The Policy Forum is a 501(c) non-profit entity created by the STEM Education Coalition to bring a deeper focus to science, technology, engineering, and mathematics education policy issues through public events, partnerships with state and local education stakeholders, policy roundtables, and other activities designed to improve our understanding of key STEM issues.
Recent Events and Updates
On Wednesday, April 8, James Brown, Executive Director of the STEM Education Coalition, participated in virtual round table discussion hosted by the National Consortium of Secondary STEM Schools (NCSSS) to outline impacts on STEM educators in the $2 trillion CARES Act, the third relief package passed by Congress to provide relief funding in response to the COVID-19 pandemic. To view the presentation and discussion click here.
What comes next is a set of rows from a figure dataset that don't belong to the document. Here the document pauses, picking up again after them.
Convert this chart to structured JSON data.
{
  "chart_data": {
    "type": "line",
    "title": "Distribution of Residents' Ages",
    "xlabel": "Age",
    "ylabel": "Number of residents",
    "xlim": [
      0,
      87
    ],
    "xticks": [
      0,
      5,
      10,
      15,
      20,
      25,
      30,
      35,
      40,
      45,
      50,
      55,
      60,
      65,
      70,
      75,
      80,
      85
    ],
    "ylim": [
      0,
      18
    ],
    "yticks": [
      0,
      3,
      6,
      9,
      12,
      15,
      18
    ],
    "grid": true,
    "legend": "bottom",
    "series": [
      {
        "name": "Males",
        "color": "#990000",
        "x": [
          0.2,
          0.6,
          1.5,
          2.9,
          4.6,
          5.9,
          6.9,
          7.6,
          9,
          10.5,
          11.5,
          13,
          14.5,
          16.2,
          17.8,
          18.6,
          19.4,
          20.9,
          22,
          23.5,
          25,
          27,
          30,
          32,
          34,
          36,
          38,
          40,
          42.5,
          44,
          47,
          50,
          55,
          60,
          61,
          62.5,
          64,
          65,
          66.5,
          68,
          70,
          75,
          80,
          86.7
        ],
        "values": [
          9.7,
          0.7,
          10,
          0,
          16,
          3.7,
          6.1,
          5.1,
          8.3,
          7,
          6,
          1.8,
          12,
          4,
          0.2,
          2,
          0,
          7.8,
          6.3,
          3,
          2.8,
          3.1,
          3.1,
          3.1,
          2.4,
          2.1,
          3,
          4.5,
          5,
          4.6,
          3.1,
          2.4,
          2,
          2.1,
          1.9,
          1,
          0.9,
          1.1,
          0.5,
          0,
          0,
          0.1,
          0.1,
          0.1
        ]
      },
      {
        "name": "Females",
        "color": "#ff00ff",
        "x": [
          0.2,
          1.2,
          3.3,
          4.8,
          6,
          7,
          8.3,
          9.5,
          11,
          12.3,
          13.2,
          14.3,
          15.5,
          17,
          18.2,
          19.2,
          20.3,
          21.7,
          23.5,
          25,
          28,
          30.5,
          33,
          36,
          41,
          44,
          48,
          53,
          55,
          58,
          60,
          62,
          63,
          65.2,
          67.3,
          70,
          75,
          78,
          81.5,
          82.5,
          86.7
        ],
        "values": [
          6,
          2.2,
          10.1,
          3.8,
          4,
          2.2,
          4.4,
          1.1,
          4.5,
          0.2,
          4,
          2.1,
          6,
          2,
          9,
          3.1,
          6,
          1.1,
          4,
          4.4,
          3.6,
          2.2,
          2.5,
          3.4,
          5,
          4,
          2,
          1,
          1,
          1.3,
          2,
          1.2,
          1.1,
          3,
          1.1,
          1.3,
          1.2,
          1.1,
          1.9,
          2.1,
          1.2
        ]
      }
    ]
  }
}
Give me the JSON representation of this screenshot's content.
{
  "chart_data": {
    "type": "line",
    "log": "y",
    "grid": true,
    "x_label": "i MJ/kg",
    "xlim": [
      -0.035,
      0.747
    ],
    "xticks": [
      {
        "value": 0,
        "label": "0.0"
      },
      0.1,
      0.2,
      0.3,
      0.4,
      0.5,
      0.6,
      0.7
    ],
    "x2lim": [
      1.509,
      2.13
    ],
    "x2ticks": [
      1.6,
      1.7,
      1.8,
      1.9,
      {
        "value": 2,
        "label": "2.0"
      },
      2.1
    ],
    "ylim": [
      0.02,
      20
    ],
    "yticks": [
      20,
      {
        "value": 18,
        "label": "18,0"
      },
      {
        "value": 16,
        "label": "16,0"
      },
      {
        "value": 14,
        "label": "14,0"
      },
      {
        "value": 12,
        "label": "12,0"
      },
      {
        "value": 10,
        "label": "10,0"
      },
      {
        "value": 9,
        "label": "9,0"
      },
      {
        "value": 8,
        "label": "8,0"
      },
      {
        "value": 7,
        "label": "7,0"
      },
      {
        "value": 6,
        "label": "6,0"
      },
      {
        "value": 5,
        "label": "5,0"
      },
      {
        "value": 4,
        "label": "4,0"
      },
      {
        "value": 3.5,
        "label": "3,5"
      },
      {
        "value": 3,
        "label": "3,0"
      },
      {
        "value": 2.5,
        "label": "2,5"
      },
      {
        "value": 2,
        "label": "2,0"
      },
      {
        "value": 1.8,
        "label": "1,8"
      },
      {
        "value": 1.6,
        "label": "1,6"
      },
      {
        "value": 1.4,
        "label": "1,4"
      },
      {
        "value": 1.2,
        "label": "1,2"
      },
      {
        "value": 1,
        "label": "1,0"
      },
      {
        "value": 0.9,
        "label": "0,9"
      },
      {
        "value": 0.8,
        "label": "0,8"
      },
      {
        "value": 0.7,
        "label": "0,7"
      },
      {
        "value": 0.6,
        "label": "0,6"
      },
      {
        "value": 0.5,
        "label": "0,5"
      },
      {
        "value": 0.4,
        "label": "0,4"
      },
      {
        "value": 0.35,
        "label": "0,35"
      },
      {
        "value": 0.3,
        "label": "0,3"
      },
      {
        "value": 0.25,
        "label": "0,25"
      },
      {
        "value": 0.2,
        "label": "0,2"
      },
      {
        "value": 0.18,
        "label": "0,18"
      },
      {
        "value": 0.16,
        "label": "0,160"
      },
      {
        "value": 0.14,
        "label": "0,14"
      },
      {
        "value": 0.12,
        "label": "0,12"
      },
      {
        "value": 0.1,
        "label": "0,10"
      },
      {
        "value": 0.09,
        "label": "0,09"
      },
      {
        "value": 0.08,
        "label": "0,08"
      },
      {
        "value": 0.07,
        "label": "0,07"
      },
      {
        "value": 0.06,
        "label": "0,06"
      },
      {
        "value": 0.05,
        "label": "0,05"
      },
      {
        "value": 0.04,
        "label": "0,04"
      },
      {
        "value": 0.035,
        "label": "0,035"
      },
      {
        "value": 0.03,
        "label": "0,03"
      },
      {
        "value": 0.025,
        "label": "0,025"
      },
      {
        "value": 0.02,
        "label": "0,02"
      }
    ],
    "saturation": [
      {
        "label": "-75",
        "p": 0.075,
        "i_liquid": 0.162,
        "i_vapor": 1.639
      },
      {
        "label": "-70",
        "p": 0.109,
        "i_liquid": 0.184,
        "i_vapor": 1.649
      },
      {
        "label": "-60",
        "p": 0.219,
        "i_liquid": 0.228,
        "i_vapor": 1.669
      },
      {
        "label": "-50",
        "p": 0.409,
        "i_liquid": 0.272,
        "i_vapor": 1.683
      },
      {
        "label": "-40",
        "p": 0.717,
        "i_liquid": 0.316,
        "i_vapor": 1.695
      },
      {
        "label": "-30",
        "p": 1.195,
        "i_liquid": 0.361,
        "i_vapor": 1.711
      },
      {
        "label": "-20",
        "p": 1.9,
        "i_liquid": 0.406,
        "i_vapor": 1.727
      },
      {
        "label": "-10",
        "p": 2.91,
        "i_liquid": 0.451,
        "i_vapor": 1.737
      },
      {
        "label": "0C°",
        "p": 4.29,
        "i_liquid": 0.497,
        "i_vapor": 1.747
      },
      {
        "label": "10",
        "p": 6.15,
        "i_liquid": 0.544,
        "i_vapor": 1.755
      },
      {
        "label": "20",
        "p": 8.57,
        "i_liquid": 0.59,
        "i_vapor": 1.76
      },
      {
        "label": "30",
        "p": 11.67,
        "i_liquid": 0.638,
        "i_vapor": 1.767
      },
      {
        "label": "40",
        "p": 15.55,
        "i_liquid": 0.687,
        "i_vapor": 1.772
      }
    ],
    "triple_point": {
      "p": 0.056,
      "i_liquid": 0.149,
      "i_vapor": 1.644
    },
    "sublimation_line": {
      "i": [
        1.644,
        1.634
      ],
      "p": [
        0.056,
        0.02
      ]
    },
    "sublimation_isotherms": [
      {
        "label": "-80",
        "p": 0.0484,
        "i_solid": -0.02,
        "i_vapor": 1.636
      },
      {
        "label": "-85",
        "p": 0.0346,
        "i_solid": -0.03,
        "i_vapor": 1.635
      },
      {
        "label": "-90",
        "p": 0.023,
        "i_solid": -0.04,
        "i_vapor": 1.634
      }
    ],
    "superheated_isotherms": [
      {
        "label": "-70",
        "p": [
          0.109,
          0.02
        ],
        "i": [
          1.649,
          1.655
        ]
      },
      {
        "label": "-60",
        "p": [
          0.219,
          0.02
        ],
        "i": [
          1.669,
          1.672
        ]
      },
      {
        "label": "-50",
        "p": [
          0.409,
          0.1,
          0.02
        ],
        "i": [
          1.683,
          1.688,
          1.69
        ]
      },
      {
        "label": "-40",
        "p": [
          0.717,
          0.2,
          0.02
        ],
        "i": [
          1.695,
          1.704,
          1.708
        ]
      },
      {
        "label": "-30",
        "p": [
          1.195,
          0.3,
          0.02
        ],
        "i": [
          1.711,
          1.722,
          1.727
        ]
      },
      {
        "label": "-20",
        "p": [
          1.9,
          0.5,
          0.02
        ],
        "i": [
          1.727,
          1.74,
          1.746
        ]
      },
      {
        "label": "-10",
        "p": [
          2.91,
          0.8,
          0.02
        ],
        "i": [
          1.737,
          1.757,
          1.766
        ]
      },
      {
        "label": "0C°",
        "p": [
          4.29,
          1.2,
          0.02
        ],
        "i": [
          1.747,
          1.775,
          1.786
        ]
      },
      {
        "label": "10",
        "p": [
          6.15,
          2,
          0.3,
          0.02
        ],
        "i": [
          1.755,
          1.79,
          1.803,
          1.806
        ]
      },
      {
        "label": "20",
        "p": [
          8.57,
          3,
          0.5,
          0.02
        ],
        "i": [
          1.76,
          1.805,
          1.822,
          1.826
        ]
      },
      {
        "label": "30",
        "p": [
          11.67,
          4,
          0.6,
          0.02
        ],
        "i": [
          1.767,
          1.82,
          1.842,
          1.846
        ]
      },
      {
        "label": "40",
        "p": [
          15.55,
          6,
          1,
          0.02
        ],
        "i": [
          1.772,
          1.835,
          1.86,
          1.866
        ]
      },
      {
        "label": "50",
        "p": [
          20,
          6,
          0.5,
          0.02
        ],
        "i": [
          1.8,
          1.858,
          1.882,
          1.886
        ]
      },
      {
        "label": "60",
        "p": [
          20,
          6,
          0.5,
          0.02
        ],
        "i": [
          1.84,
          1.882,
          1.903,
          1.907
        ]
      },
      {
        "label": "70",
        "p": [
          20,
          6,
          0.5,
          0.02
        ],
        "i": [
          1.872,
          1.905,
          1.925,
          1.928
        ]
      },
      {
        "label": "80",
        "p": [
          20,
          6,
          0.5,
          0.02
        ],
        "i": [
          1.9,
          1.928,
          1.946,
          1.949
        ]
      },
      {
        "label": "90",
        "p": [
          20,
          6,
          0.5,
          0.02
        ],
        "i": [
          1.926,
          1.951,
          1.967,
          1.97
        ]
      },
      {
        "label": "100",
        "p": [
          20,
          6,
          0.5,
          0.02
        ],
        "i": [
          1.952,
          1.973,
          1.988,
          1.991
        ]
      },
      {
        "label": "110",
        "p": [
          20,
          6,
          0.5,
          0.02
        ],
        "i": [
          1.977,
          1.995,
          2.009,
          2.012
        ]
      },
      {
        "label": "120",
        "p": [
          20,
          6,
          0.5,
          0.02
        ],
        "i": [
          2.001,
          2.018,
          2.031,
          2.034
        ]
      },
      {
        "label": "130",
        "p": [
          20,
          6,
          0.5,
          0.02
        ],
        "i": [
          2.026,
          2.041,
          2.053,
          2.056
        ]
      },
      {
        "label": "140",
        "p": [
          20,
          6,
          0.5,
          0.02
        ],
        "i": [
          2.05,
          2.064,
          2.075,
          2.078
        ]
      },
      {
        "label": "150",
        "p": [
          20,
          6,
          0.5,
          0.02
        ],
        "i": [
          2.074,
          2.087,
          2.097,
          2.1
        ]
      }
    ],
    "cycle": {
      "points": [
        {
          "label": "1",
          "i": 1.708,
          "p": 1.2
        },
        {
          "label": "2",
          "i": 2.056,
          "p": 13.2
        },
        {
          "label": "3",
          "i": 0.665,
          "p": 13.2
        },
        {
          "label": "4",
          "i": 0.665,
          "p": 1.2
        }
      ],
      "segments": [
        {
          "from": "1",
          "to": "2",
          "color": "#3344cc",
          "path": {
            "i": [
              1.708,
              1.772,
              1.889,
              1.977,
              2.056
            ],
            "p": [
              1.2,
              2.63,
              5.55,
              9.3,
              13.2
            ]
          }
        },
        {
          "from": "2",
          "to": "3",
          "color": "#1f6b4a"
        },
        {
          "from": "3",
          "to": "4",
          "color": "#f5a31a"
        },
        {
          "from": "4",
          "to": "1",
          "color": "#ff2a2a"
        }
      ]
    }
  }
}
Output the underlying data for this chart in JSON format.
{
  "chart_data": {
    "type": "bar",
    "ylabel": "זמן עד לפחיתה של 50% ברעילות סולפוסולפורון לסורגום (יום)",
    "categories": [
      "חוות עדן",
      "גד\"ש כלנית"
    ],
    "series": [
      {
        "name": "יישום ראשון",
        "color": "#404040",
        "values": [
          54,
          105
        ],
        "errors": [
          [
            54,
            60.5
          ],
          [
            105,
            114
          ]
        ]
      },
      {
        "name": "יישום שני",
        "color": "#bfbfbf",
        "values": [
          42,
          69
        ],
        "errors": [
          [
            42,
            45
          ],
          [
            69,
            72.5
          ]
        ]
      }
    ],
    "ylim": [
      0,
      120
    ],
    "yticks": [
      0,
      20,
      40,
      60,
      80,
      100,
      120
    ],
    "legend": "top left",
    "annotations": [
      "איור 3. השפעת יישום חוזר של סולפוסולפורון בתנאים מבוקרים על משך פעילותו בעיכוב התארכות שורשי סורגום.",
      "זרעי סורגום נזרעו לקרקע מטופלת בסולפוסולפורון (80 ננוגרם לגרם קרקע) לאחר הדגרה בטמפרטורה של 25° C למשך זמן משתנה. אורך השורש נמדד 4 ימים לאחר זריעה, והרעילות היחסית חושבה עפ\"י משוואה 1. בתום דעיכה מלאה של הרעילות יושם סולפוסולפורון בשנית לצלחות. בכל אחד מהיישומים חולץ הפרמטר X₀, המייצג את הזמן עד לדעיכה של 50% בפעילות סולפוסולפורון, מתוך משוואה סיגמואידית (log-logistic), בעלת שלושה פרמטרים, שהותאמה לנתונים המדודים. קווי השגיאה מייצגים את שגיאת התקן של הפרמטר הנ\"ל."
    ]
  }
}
The STEM Education Coalition this week released its 2020 federal policy goals to shape the coalition’s advocacy efforts on Capitol Hill and among the executive branch agencies for the year. The policy goals capture five broad themes, including how Congress must prioritize STEM funding, that higher education reforms must bolster STEM talent pathways, that competitiveness legislation must include a strong focus on the STEM workforce, that the White House and administration maintain a strong focus on STEM education and STEM jobs, and that infrastructure plans must include resources to support STEM education. The goals are the centered around the coalition’s core principles: STEM education must be elevated as a national priority as reflected through education reforms, policies to drive innovation, and federal and state spending priorities. STEM education is closely linked with our nation’s economic prosperity in the modern global economy and strong STEM skills are a central element of a well-rounded education. Our nation must expand the capacity and diversity of STEM workforce pathways to prepare more Americans – especially those from populations that are underrepresented in STEM fields – for the best jobs of the future that will keep the U.S. innovative, secure and competitive. Policymakers at every level must be informed about policy issues related to STEM education and their implications for the economy, national security, and continued American leadership in science and technology. Effective policies to promote STEM education as a national priority should be bipartisan and evidence-based and must be backed up by a strong and united community of stakeholders and advocates in the business, professional, research, and education communities. The full policy goals document can be found below: STEM-Education-Coalition-Policy-Goals-2020Download
This week, Rep. Marcia L. Fudge (OH-11) and Rep. Mike Turner (OH-10) introduced the Supporting Minority STEM Student to Career Act to improve the delivery of targeted resources to underrepresented students in Science, Technology, Engineering, and Math (STEM) fields. The bill updates the Minority Science and Engineering Improvement Program by allowing institutions to provide scholarships to students from underrepresented populations pursuing STEM degrees. The bill also invests in institutions’ ability to provide minority students studying STEM with comprehensive wrap-around services, such as peer mentoring, community building activities, tutoring and study groups, supplemental instruction, internships, research experiences, and career and financial counseling. “We are proud to support this bill, which would expand the STEM workforce by promoting the success of underrepresented minorities, women, and other high-need populations in STEM career pathways,” said James Brown, Executive Director of the STEM Education Coalition. “In the hyper-competitive global economy, our nation must provide every student with an interest in the critical STEM fields – from every background – with a chance to succeed by providing them with the targeted supports they need. Reams of evidence have demonstrated that aligned work study, undergraduate research opportunities, mentorship and other forms of targeted academic assistance help high-need students stay in school, complete their degrees, and succeed in STEM careers. This bill would empower the existing Minority Science and Engineering Improvement Program to deliver these kinds of supports to the students that will most benefit from them. Our collective prosperity depends on their success.” Click here for the full bill text.
Earlier this week, the House of Representatives passed two notable STEM education bills via unanimous voice vote. The Building Blocks of STEM Act¸ which would create and expand upon STEM education initiatives at NSF for young children, including new research grants to increase the participation of girls in computer science, passed both the House and Senate and now heads to the President to sign into law. The bill was sponsored by Senator Jacky Rosen (D-NV) alongside Senators Shelley Moore Capito (R-WV), Brian Schatz (D-HI), Marsha Blackburn (R-TN), Catherine Cortez Masto (D-NV), and Deb Fischer (R-NE). The House also passed the MSI STEM Achievement Act, a bipartisan bill authored by House Science Committee Chairwoman Eddie Bernice Johnson (D-TX). The bill directs Federal science agencies and the Office of Science and Technology Policy to undertake activities to improve the quality of undergraduate STEM education and enhance the research capacity at the Nation’s HBCUs, TCUs, and MSIs. The STEM Education Coalition applauds the passage of both bills and appreciates the continued dedication of Congress to expand federal support for STEM education opportunities nationwide.